In Harold Henderson’s thought-provoking piece (October 22) on the unintended consequences in the age of the rise of reproductive technology of defining the unborn child as a potential but nonhuman, “a nameless piece of disputed property” is a quote from Chicago-Kent law professor Lori Andrews that shows what shoved us down this slippery slope: “If we humanized the embryo too much, the court might declare the embryo to be a person….Turning the embryo into a person with legal rights of its own might set a dangerous precedent.” In 1861 a sizable number of states and people thought “turning” blacks into people with legal rights of their own, instead of pieces of property, might set a dangerous precedent as well.
We do not sentence convicted killers to death unless their guilt is proved beyond a reasonable doubt. Yet we abort 1.5 million fetuses every year with their humanity clearly in dispute and with pro-abortion advocates unwilling or unable to define either when life begins or by what mysterious process merely passing through the birth canal bestows humanity and human rights upon us. It has been said that if ultrasound pictures of the unborn had been available in 1973, the Roe v. Wade decision would have been different. Three decades of medical advances have changed the meaning of the word “viable.” But our human rights should not be dependent on technology.
Such advances as gene therapy will soon allow us to correct such conditions as Down’s syndrome, but since the fetus is not officially a human, abortion will remain an option. Dr. Joycelyn Elders, former surgeon general, once testified that abortion “has had an important, and positive, public-health effect” because it had cut the number of Down’s syndrome babies born in Washington State by 64 percent. Abortion eliminated the syndrome by, of course, eliminating the babies, and this in turn preserved the health of the mother by eliminating the trauma of bearing and the burden of raising a handicapped child. Dr. Mengele, paging Dr. Mengele.
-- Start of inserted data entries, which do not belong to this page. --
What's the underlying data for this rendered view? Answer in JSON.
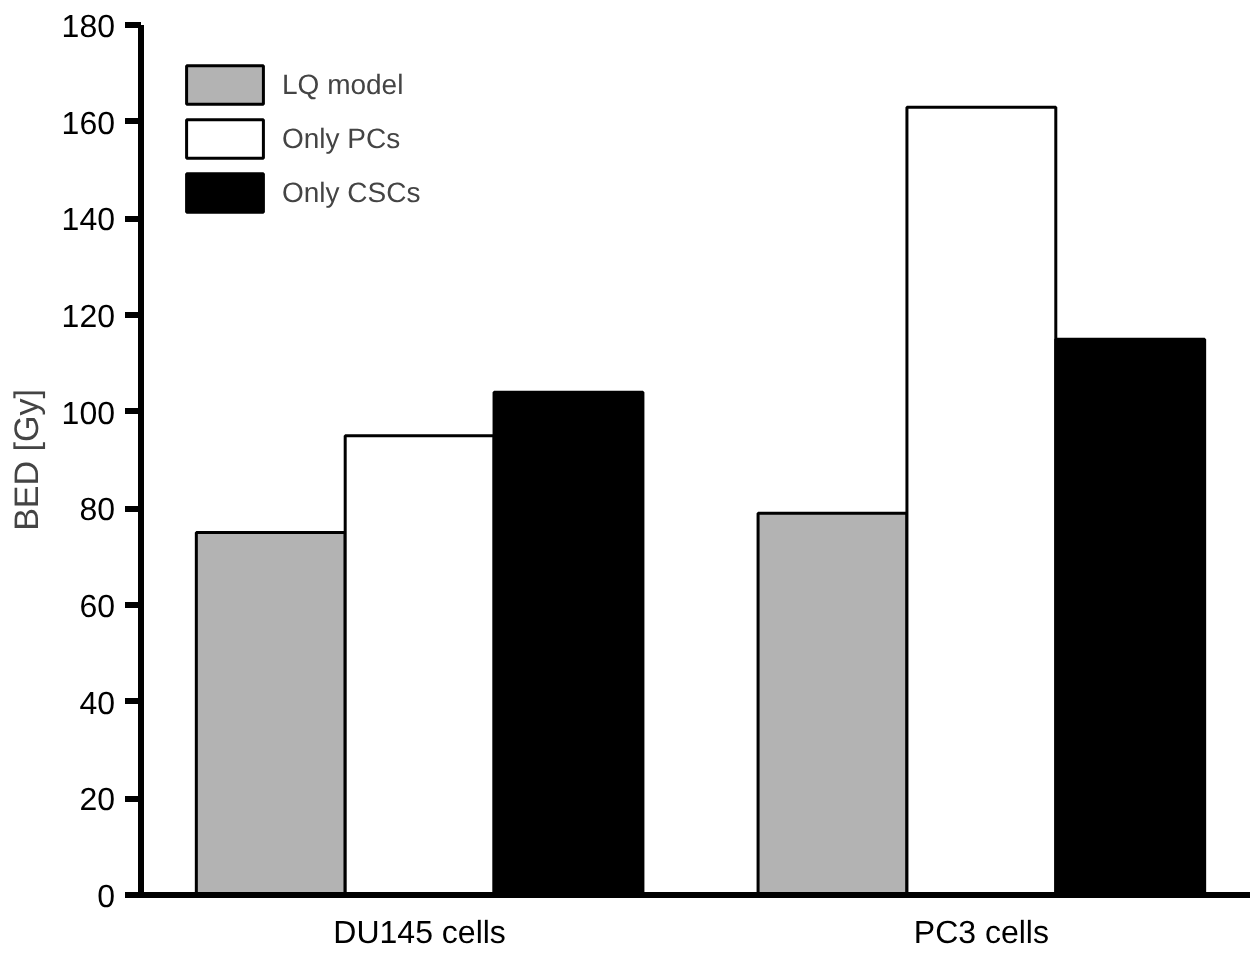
{
  "chart_data": {
    "type": "bar",
    "ylabel": "BED [Gy]",
    "categories": [
      "DU145 cells",
      "PC3 cells"
    ],
    "series": [
      {
        "name": "LQ model",
        "color": "#b3b3b3",
        "values": [
          75,
          79
        ]
      },
      {
        "name": "Only PCs",
        "color": "#ffffff",
        "values": [
          95,
          163
        ]
      },
      {
        "name": "Only CSCs",
        "color": "#000000",
        "values": [
          104,
          115
        ]
      }
    ],
    "ylim": [
      0,
      180
    ],
    "yticks": [
      0,
      20,
      40,
      60,
      80,
      100,
      120,
      140,
      160,
      180
    ],
    "grid": false,
    "legend": "top left"
  }
}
Suppose the homosexual lobby is right. Suppose there is a “gay” gene. Would that be considered a birth defect, something to be eliminated? Wouldn’t it be ironic if the human and civil rights of gays are ultimately denied by the denial of life itself, with abortion becoming a constitut- ionally protected method of gay-bashing? After all, the liberals tell us, the fetus is not a human being.
Those who doubt that we are talking about human life when we talk about the unborn should talk to Gianna Jessen, who a few years ago testified before a committee chaired by Representative Henry Hyde. Gianna was aborted by her mother while in her seventh month. As Gianna testified in testimony few covered, “I lived instead of died. Some have said I am a ‘botched abortion.'”
Gianna survived the saline abortion and was diagnosed as having cerebral palsy due to the loss of oxygen from gulping saline, as well as spina bifida. I would suggest to critics of the GOP abortion plank that they try telling Gianna she was a mistake and ought to be dead. Why was Gianna Jessen not considered a person while inside her mother but seconds later, as she emerged gasping for breath, she inherited the full protection of the law?
Recently a Wisconsin state appeals court threw out the case against a woman accused of trying to drink her fetus to death, ruling that she could not be charged with attempted murder because a fetus is not a human being. Neither is a baby seal, yet if the woman had clubbed one to death she would have been prosecuted. If she were selling eagle feathers, she would be prosecuted. But attempt to kill your unborn child through alcohol abuse? At least she wasn’t wearing real fur at the bar.
To remedy this absurdity, Senator Bob Smith (NH) on April 28 took the courageous action of introducing the 1999 Right to Life Act, the purpose of which is to guarantee to unborn children the 14th Amendment right to “equal protection” under the law, stating that the “Congress hereby declares that the right to life guaranteed by the Constitution is vested in each human being at fertilization.”
This may seem to fly in the face of the Supreme Court’s 1973 Roe v. Wade decision and be ripe, even if passed, to be declared unconsti- tutional, but it was in the majority opinion written by the late Justice Harry Blackmun that the door was left open to congressional action to protect the unborn. Blackmun wrote: “We need not resolve the difficult question of when life begins.” He also wrote that if the unborn life was proven to be a person, “the appellant’s case, of course, collapses, for the fetus’s right to life is then guaranteed specifically by the [14th] Amendment.”
Recent news reports detailed the use of a procedure known as “live birth abortion” practiced at Christ Hospital and Medical Center in Oak Lawn in which, after the injection of prostaglandin, the fetus is now allowed to be born, only to struggle for life for six or seven hours, essentially left to die at a faith-based hospital named after Christ, which begs the question liberals should answer–was the fetus Mary carried the Son of God or not, and did she have the right to abort the lump of fetal tissue that would be called Jesus Christ? It is a question never asked of pro-abortion “Christians” and others who insist you can do to a fetus what you couldn’t do to a cat on the grounds the fetus is not a human being.